Announcing Pulsar: Real-time Analytics at Scale by Sharad Murthy and Tony Ng.
From the post:
We are happy to announce Pulsar – an open-source, real-time analytics platform and stream processing framework. Pulsar can be used to collect and process user and business events in real time, providing key insights and enabling systems to react to user activities within seconds. In addition to real-time sessionization and multi-dimensional metrics aggregation over time windows, Pulsar uses a SQL-like event processing language to offer custom stream creation through data enrichment, mutation, and filtering. Pulsar scales to a million events per second with high availability. It can be easily integrated with metrics stores like Cassandra and Druid.
eBay provides a platform that enables millions of buyers and sellers to conduct commerce transactions. To help optimize eBay end users’ experience, we perform analysis of user interactions and behaviors. Over the past years, batch-oriented data platforms like Hadoop have been used successfully for user behavior analytics. More recently, we have newer use cases that demand collection and processing of vast numbers of events in near real time (within seconds), in order to derive actionable insights and generate signals for immediate action. Here are examples of such use cases:
- Real-time reporting and dashboards
- Business activity monitoring
- Marketing and advertising
- Fraud and bot detection
We identified a set of systemic qualities that are important to support these large-scale, real-time analytics use cases:
- Scalability – Scaling to millions of events per second
- Latency – Sub-second event processing and delivery
- Availability – No cluster downtime during software upgrade, stream processing rule updates , and topology changes
- Flexibility – Ease in defining and changing processing logic, event routing, and pipeline topology
- Productivity – Support for complex event processing (CEP) and a 4GL language for data filtering, mutation, aggregation, and stateful processing
- Data accuracy – 99.9% data delivery
- Cloud deployability – Node distribution across data centers using standard cloud infrastructure
Given our unique set of requirements, we decided to develop our own distributed CEP framework. Pulsar CEP provides a Java-based framework as well as tooling to build, deploy, and manage CEP applications in a cloud environment.
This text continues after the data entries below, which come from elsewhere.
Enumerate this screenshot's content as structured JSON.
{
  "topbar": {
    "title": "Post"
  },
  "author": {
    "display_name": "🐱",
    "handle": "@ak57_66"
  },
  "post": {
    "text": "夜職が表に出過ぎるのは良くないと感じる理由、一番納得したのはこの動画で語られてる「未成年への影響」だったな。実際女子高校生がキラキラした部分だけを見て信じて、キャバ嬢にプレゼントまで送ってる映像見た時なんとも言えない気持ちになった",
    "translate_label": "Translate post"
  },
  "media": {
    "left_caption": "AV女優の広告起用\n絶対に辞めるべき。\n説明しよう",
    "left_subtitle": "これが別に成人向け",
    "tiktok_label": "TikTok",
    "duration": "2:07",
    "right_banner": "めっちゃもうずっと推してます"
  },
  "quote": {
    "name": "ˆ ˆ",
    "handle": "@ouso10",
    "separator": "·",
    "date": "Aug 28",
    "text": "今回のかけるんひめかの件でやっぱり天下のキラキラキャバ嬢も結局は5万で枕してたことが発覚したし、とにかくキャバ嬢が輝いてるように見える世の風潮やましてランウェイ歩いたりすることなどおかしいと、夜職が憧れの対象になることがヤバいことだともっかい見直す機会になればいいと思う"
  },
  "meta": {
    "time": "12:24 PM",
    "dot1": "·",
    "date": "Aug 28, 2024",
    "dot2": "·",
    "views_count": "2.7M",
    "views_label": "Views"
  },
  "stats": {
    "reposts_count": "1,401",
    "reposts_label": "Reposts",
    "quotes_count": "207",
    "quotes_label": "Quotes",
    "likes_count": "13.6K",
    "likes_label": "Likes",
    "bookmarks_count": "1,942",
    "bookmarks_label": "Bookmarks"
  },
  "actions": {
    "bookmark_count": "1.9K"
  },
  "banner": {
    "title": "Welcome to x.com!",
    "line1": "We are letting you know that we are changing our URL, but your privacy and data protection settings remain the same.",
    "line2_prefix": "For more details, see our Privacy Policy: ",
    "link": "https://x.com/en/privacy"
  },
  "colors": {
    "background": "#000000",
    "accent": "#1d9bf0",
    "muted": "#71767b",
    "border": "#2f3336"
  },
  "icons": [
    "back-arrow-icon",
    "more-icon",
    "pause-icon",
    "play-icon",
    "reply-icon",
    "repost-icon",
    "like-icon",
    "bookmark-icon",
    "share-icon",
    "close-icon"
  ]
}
Pulsar CEP includes the following capabilities:
- Declarative definition of processing logic in SQL
- Hot deployment of SQL without restarting applications
- Annotation plugin framework to extend SQL functionality
- Pipeline flow routing using SQL
- Dynamic creation of stream affinity using SQL
- Declarative pipeline stitching using Spring IOC, thereby enabling dynamic topology changes at runtime
- Clustering with elastic scaling
- Cloud deployment
- Publish-subscribe messaging with both push and pull models
- Additional CEP capabilities through Esper integration
On top of this CEP framework, we implemented a real-time analytics data pipeline.
That should be enough to capture your interest!
I saw it coming off of a two and one-half hour conference call. Nice way to decompress.
Other places to look:
If you don’t know Docker already, you will. Courtesy of the Pulsar Get Started page.
Nice to have yet another high performance data tool.